Gradually, I came to see my gleanings about cell phones as part of the larger theme of informality, one that offered a much richer view of Mozambican society when taken whole. Tino and his brother, Beto, were part of a woodcarving cooperative that operated out of the courtyard of the Museu Nacional de Etnografia, turning misshapen logs of ebony and rosewood into ornamental elephants and interlocking columns of human bodies they sold to tourists. On one visit, Beto explained that they also did a decent trade in custom-carved car and machine parts. They made the geared wheels that made CD-ROM drives work, and handles for stoves and soft-serve machines. They made motorcycle brake calipers and parts for film projectors and peanut grinders, a universe of spare parts that the formal econo
my simply couldn’t deliver reliably to northern Mozambique.

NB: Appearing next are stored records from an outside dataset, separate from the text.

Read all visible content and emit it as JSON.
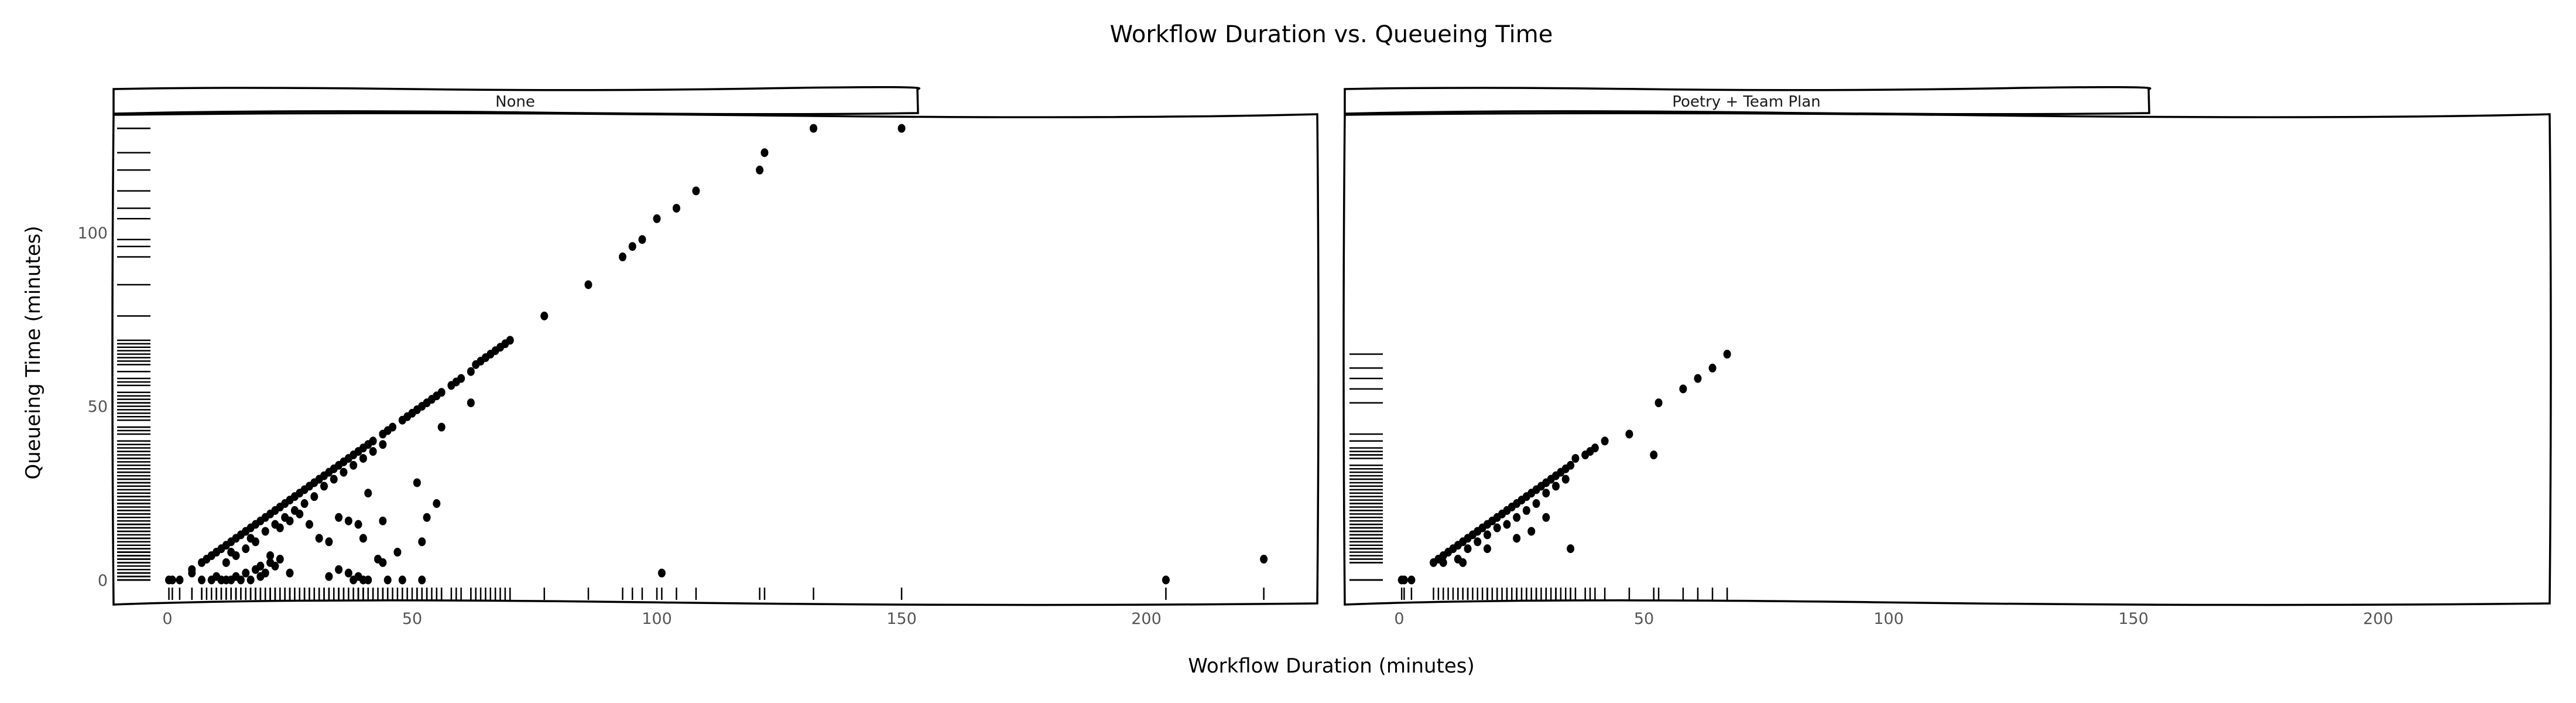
{
  "figure": {
    "title": "Workflow Duration vs. Queueing Time",
    "xlabel": "Workflow Duration (minutes)",
    "ylabel": "Queueing Time (minutes)"
  },
  "panels": [
    {
      "strip_label": "None"
    },
    {
      "strip_label": "Poetry + Team Plan"
    }
  ],
  "axes": {
    "x_ticks": [
      "0",
      "50",
      "100",
      "150",
      "200"
    ],
    "y_ticks": [
      "0",
      "50",
      "100"
    ]
  },
  "chart_data": {
    "type": "scatter",
    "title": "Workflow Duration vs. Queueing Time",
    "xlabel": "Workflow Duration (minutes)",
    "ylabel": "Queueing Time (minutes)",
    "xlim": [
      -11,
      235
    ],
    "ylim": [
      -7,
      134
    ],
    "x_ticks": [
      0,
      50,
      100,
      150,
      200
    ],
    "y_ticks": [
      0,
      50,
      100
    ],
    "grid": false,
    "style": "xkcd hand-drawn, faceted with rug plots on both axes",
    "facets": [
      "None",
      "Poetry + Team Plan"
    ],
    "series": [
      {
        "name": "None",
        "points": [
          [
            0.3,
            0
          ],
          [
            1,
            0
          ],
          [
            2.5,
            0
          ],
          [
            5,
            2
          ],
          [
            7,
            0
          ],
          [
            9,
            0
          ],
          [
            10,
            1
          ],
          [
            11,
            0
          ],
          [
            12,
            0
          ],
          [
            13,
            0
          ],
          [
            14,
            1
          ],
          [
            15,
            0
          ],
          [
            16,
            2
          ],
          [
            17,
            0
          ],
          [
            18,
            3
          ],
          [
            19,
            1
          ],
          [
            20,
            2
          ],
          [
            21,
            5
          ],
          [
            22,
            4
          ],
          [
            23,
            6
          ],
          [
            19,
            4
          ],
          [
            21,
            7
          ],
          [
            5,
            3
          ],
          [
            7,
            5
          ],
          [
            8,
            6
          ],
          [
            9,
            7
          ],
          [
            10,
            8
          ],
          [
            11,
            9
          ],
          [
            12,
            10
          ],
          [
            13,
            11
          ],
          [
            14,
            12
          ],
          [
            15,
            13
          ],
          [
            16,
            14
          ],
          [
            17,
            15
          ],
          [
            18,
            16
          ],
          [
            19,
            17
          ],
          [
            20,
            18
          ],
          [
            21,
            19
          ],
          [
            22,
            20
          ],
          [
            23,
            21
          ],
          [
            24,
            22
          ],
          [
            25,
            23
          ],
          [
            26,
            24
          ],
          [
            27,
            25
          ],
          [
            28,
            26
          ],
          [
            29,
            27
          ],
          [
            30,
            28
          ],
          [
            31,
            29
          ],
          [
            32,
            30
          ],
          [
            33,
            31
          ],
          [
            34,
            32
          ],
          [
            35,
            33
          ],
          [
            36,
            34
          ],
          [
            37,
            35
          ],
          [
            38,
            36
          ],
          [
            39,
            37
          ],
          [
            40,
            38
          ],
          [
            41,
            39
          ],
          [
            42,
            40
          ],
          [
            44,
            42
          ],
          [
            45,
            43
          ],
          [
            46,
            44
          ],
          [
            48,
            46
          ],
          [
            49,
            47
          ],
          [
            50,
            48
          ],
          [
            51,
            49
          ],
          [
            52,
            50
          ],
          [
            53,
            51
          ],
          [
            54,
            52
          ],
          [
            55,
            53
          ],
          [
            56,
            54
          ],
          [
            58,
            56
          ],
          [
            59,
            57
          ],
          [
            60,
            58
          ],
          [
            62,
            60
          ],
          [
            63,
            62
          ],
          [
            64,
            63
          ],
          [
            65,
            64
          ],
          [
            66,
            65
          ],
          [
            67,
            66
          ],
          [
            68,
            67
          ],
          [
            69,
            68
          ],
          [
            70,
            69
          ],
          [
            12,
            5
          ],
          [
            14,
            7
          ],
          [
            16,
            9
          ],
          [
            18,
            11
          ],
          [
            20,
            14
          ],
          [
            22,
            16
          ],
          [
            24,
            18
          ],
          [
            26,
            20
          ],
          [
            28,
            22
          ],
          [
            30,
            24
          ],
          [
            32,
            27
          ],
          [
            34,
            29
          ],
          [
            36,
            31
          ],
          [
            38,
            33
          ],
          [
            40,
            35
          ],
          [
            42,
            37
          ],
          [
            44,
            39
          ],
          [
            13,
            8
          ],
          [
            17,
            12
          ],
          [
            23,
            15
          ],
          [
            25,
            17
          ],
          [
            27,
            19
          ],
          [
            29,
            16
          ],
          [
            31,
            12
          ],
          [
            33,
            11
          ],
          [
            35,
            18
          ],
          [
            37,
            17
          ],
          [
            39,
            16
          ],
          [
            40,
            12
          ],
          [
            41,
            25
          ],
          [
            44,
            17
          ],
          [
            47,
            8
          ],
          [
            51,
            28
          ],
          [
            52,
            11
          ],
          [
            53,
            18
          ],
          [
            55,
            22
          ],
          [
            56,
            44
          ],
          [
            62,
            51
          ],
          [
            25,
            2
          ],
          [
            33,
            1
          ],
          [
            35,
            3
          ],
          [
            37,
            2
          ],
          [
            38,
            0
          ],
          [
            39,
            1
          ],
          [
            40,
            0
          ],
          [
            41,
            0
          ],
          [
            43,
            6
          ],
          [
            44,
            5
          ],
          [
            45,
            0
          ],
          [
            48,
            0
          ],
          [
            52,
            0
          ],
          [
            77,
            76
          ],
          [
            86,
            85
          ],
          [
            93,
            93
          ],
          [
            95,
            96
          ],
          [
            97,
            98
          ],
          [
            100,
            104
          ],
          [
            104,
            107
          ],
          [
            108,
            112
          ],
          [
            121,
            118
          ],
          [
            122,
            123
          ],
          [
            132,
            130
          ],
          [
            150,
            130
          ],
          [
            101,
            2
          ],
          [
            204,
            0
          ],
          [
            224,
            6
          ]
        ]
      },
      {
        "name": "Poetry + Team Plan",
        "points": [
          [
            0.5,
            0
          ],
          [
            1,
            0
          ],
          [
            2.5,
            0
          ],
          [
            7,
            5
          ],
          [
            8,
            6
          ],
          [
            9,
            7
          ],
          [
            10,
            8
          ],
          [
            11,
            9
          ],
          [
            12,
            10
          ],
          [
            13,
            11
          ],
          [
            14,
            12
          ],
          [
            15,
            13
          ],
          [
            16,
            14
          ],
          [
            17,
            15
          ],
          [
            18,
            16
          ],
          [
            19,
            17
          ],
          [
            20,
            18
          ],
          [
            21,
            19
          ],
          [
            22,
            20
          ],
          [
            23,
            21
          ],
          [
            24,
            22
          ],
          [
            25,
            23
          ],
          [
            26,
            24
          ],
          [
            27,
            25
          ],
          [
            28,
            26
          ],
          [
            29,
            27
          ],
          [
            30,
            28
          ],
          [
            31,
            29
          ],
          [
            32,
            30
          ],
          [
            33,
            31
          ],
          [
            34,
            32
          ],
          [
            35,
            33
          ],
          [
            9,
            5
          ],
          [
            12,
            6
          ],
          [
            14,
            9
          ],
          [
            16,
            11
          ],
          [
            18,
            13
          ],
          [
            20,
            15
          ],
          [
            22,
            16
          ],
          [
            24,
            18
          ],
          [
            26,
            20
          ],
          [
            28,
            22
          ],
          [
            30,
            25
          ],
          [
            32,
            27
          ],
          [
            34,
            29
          ],
          [
            13,
            5
          ],
          [
            18,
            9
          ],
          [
            24,
            12
          ],
          [
            27,
            14
          ],
          [
            30,
            18
          ],
          [
            35,
            9
          ],
          [
            36,
            35
          ],
          [
            38,
            36
          ],
          [
            39,
            37
          ],
          [
            40,
            38
          ],
          [
            42,
            40
          ],
          [
            47,
            42
          ],
          [
            53,
            51
          ],
          [
            52,
            36
          ],
          [
            58,
            55
          ],
          [
            61,
            58
          ],
          [
            64,
            61
          ],
          [
            67,
            65
          ]
        ]
      }
    ],
    "rug": "tick marks along x-axis (bottom) and y-axis (left) for each point, dense between 0-60 on x and 0-70 on y"
  }
}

In another neighborhood, I spoke with the local headman, Nuanhua, who had watched the countryside where he grew up get swallowed by the city as migrants poured in after Mozambique’s long civil war. He told me when the first cell phone tower had gone up and how many families had moved there in the last year.

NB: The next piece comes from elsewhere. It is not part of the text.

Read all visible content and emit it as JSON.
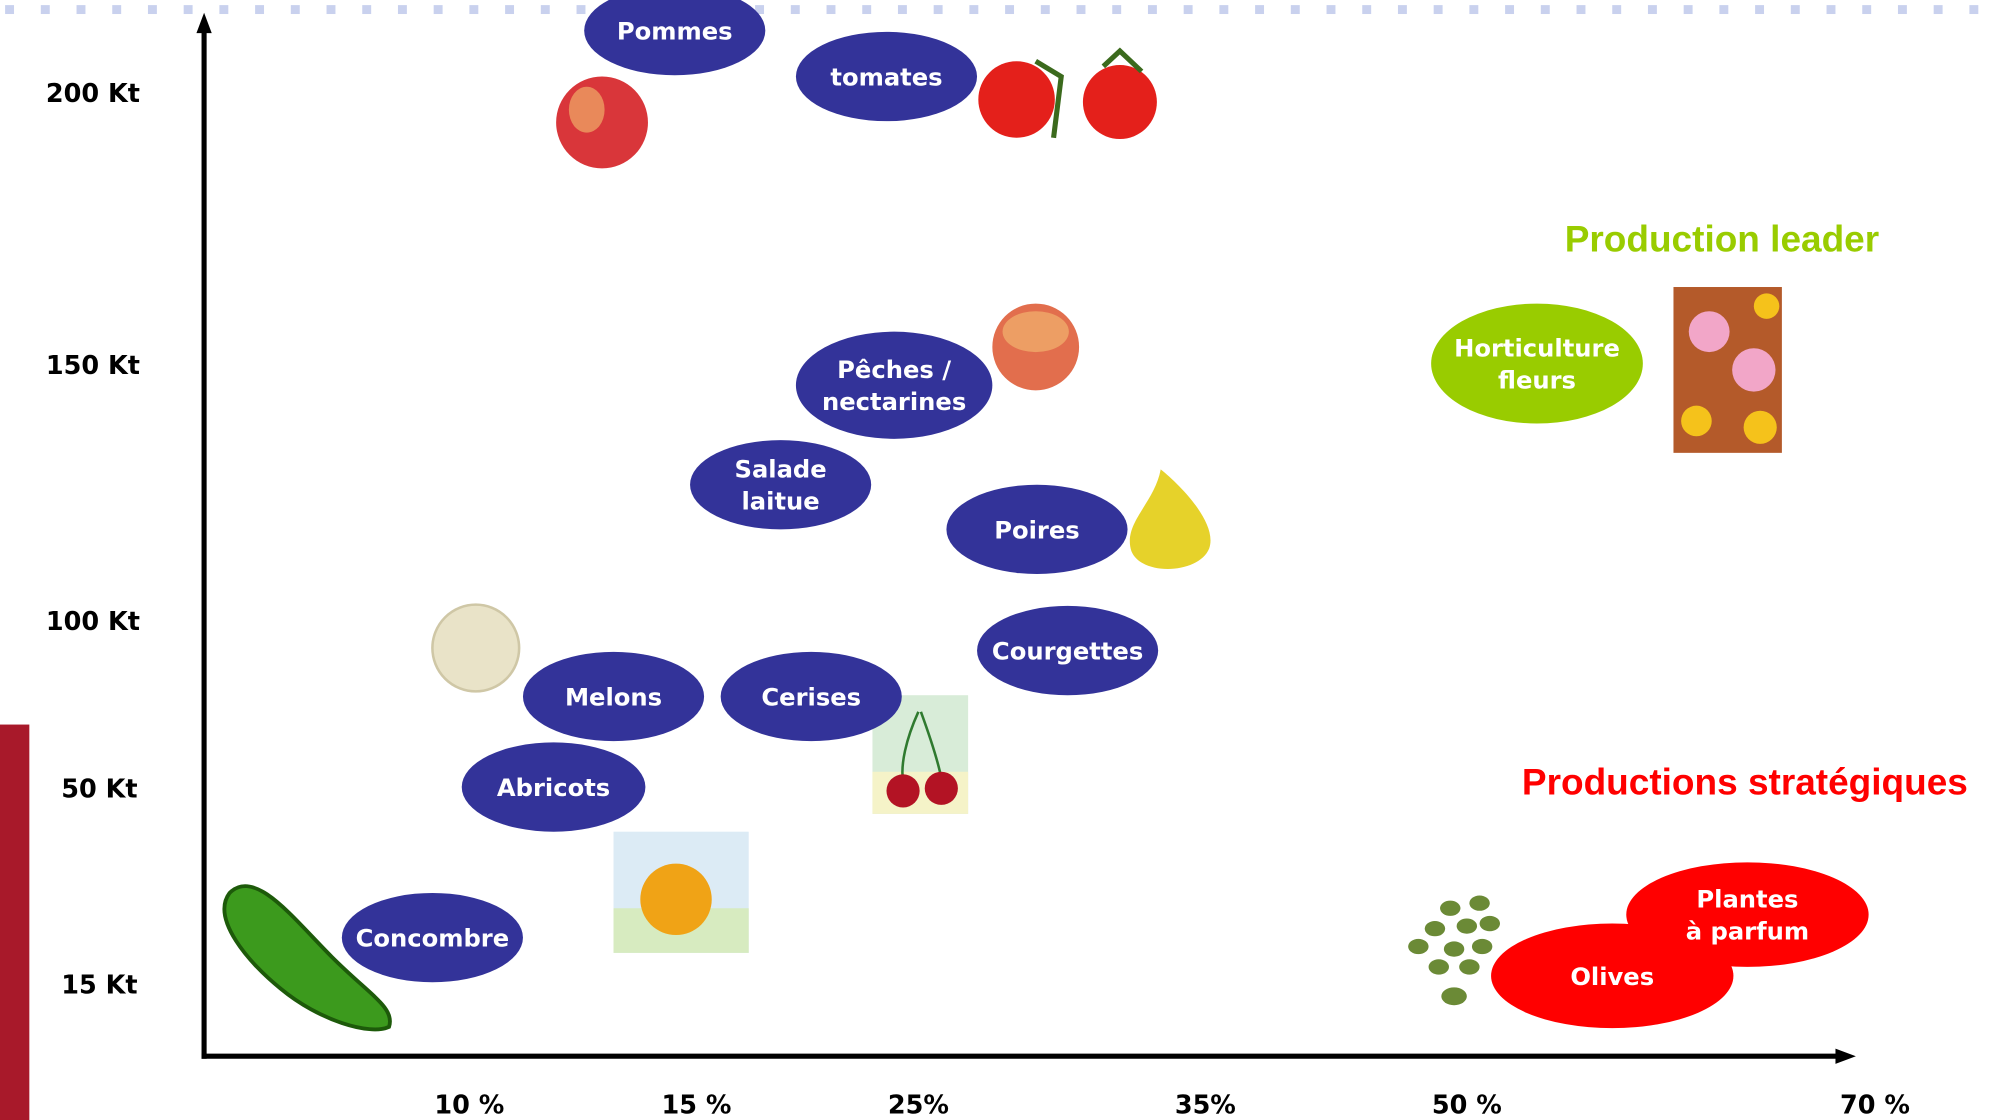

Then he mentioned casually that his family’s ancestral graveyard was now covered with houses, and took me to see it. Owning land is illegal in Mozambique—a holdover from the country’s Marxist beginnings—yet here was a place where the workings of an underground real estate market were as plain as day: plot by plot, someone had sold off the Nuanhua family cemetery, and tiny stucco houses had gone up amid the graves. It was an illustration of the chasm between the official world and the reality Mozambicans grappled with on a daily basis. If I wanted to understand the texture of everyday life in Mozambique, cell phones weren’t necessarily the best way in.
Life on the Margins
Everywhere in Mozambique, people have devised informal solutions to get by where development has failed: turning to the church for “spiritual cures” where modern health care is unavailable, or digging up rubies and tourmaline by hand after dark to avoid detection by the multinationals that own Mozambique’s richest gem fields. This book explores the efforts of ordinary people to provide for themselves where foreign aid, the formal economy, and the government have been unable to. In some cases, these DIY strategies work; in others, they fail completely. In rural areas where the cash economy is tethered to passing cars and buses, you’ll find merchants clustered near bad potholes and beside speed bumps—acutely aware that the best chance of making a sale comes where traffic moves slowly. The roadside economy can be especially brutal, though, too. Regular stops draw scores of vendors holding plastic buckets of produce aloft toward open car windows, desperate to make a sale amid a crush of people all selling the very same thing—oranges or bananas, peanuts or avocados. Sales opportunities come sporadically and last a few minutes at best. Prices tumble by the second. City-dwelling passengers roll down a window, demand the last, best offer for a chicken dangling by the legs, and rev their engines, threatening to leave without buying anything at all. Goats go for six or seven dollars, pineapples for a quarter.